In data being presented at the ongoing IDWeek, analysis of the US cohort of the PROVE study assessed clinical cure rates in mostly seriously ill patients treated with cefiderocol, the overall clinical cure rate for infections across different infection sites was 70.1%.2 Additionally the clinical cure rate was 73.7% among patients who received cefiderocol before the causative bacteria had been identified (empiric treatment).
In terms of the study’s participants, these were severely sick patients with 57.3% of patients were in the intensive care unit and 47.6% were receiving organ support, including mechanical ventilation or use of vasopressor medication at cefiderocol initiation.
Clinical cure has been defined as resolution or improvement of signs or symptoms with no subsequent signs of relapse or mortality.
The analysis included 508 patients in the U.S. with serious infections caused by GN bacteria who received cefiderocol for the first time and for at least 72 hours (median of 10 days). Respiratory tract infections were the most common infections (53.5%), followed by skin and skin structure infections (14.6%) and bloodstream infections (9.3%). Cefiderocol was effective across a range of serious infections caused by GN pathogens; the most frequent monomicrobial infections observed were from Pseudomonas aeruginosa (29.9%), Acinetobacter baumannii (21.7%), Enterobacterales (11.4%), and Stenotrophomonas maltophilia (4.9%).1 Cefiderocol was also effective across polymicrobial infections, which represented 29.9% of infections in this analysis.
“I think the biggest message about PROVE is that after several years of being used in the real world is that cefiderocol retains excellent activity against the most difficult-to-treat infections that we face, and then I think with that, it’s also retained high levels of antibiotic activity with low levels of resistance to these problematic pathogens,” Cornelius (Neil) Clancy, MD, professor of medicine at the University of Pittsburgh, who presented the findings at the conference.
This is part of the PROVE’s ongoing studies conducted around cefiderocol. With data released earlier looking at a European population.
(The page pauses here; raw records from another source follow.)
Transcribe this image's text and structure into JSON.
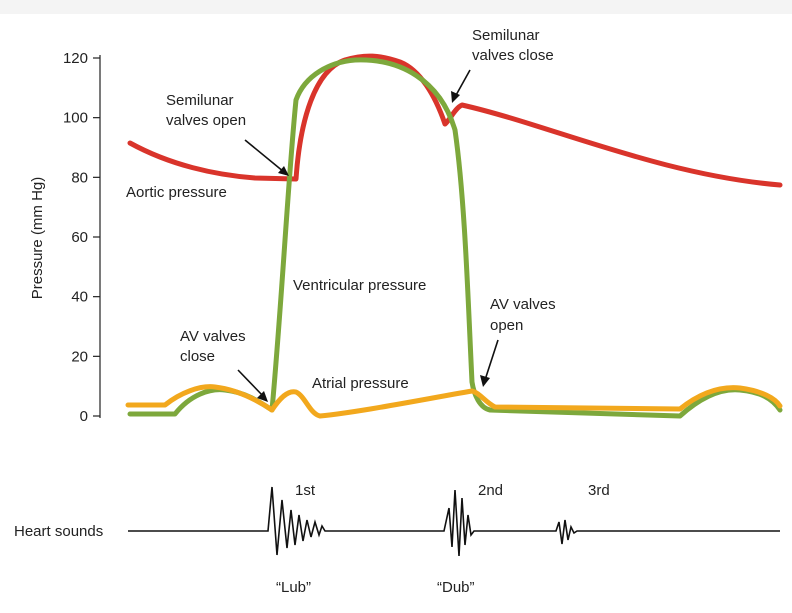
{
  "axes": {
    "ylabel": "Pressure (mm Hg)",
    "yticks": [
      "0",
      "20",
      "40",
      "60",
      "80",
      "100",
      "120"
    ],
    "ylim": [
      0,
      120
    ]
  },
  "colors": {
    "aortic": "#d9342b",
    "ventricular": "#7da83c",
    "atrial": "#f2a81d",
    "text": "#222222"
  },
  "curves": {
    "aortic_label": "Aortic pressure",
    "ventricular_label": "Ventricular pressure",
    "atrial_label": "Atrial pressure"
  },
  "annotations": {
    "semilunar_open": [
      "Semilunar",
      "valves open"
    ],
    "semilunar_close": [
      "Semilunar",
      "valves close"
    ],
    "av_close": [
      "AV valves",
      "close"
    ],
    "av_open": [
      "AV valves",
      "open"
    ]
  },
  "heart_sounds": {
    "label": "Heart sounds",
    "first": "1st",
    "second": "2nd",
    "third": "3rd",
    "lub": "“Lub”",
    "dub": "“Dub”"
  }
}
“What really struck me when we put the proof data from the US together for this meeting is really how they echo and build upon the European data that were presented earlier. And I think really in both the European and the US data, what you’re seeing is excellent clinical cure rates. So keep in mind again, these are the most difficult-to-treat infections that we have with highly resistant bacteria, bacteria to other antibiotics, clinical cure rates in the US patients basically 70% cure rates were good against infections caused by carbapenem resistant gram negative bacteria,” Clancy said.
Introducing the Therapy Earlier
Although the clinical cure rate was lower (54.3%) when cefiderocol was used as salvage therapy, Clancy points to the severity of illness these patients have and provides clinical evidence to introduce the agent earlier.
“For every hour that you introduce a drug earlier, you reduce the mortality rate, and an hour’s delay is typically associated with up to 10% 12% increase in mortality rate. So earlier is better. What we try to teach people in our practice and the proved data support this is if you have a reasonable suspicion to believe that a highly resistant gram negative infection is in play, and so federal call might be appropriate for your patient. The time to start is immediately, as you get your data back, as the patient’s case evolves and you can reassess and do what you think you need to do. So cefiterial Call is not a drug that you’re going to use in every hospitalized patient, but among those patients who are most at risk for your most difficult to treat gram negative infections, getting them on board earlier does improve outcomes.
About the Antibiotic
Cefiderocol is an innovative siderophore cephalosporin for the treatment of seriously ill adult patients with complicated urinary tract infections (cUTIs) and hospital-acquired bacterial pneumonia and ventilator-associated bacterial pneumonia (HABP/VABP) caused by certain GN bacterial infections.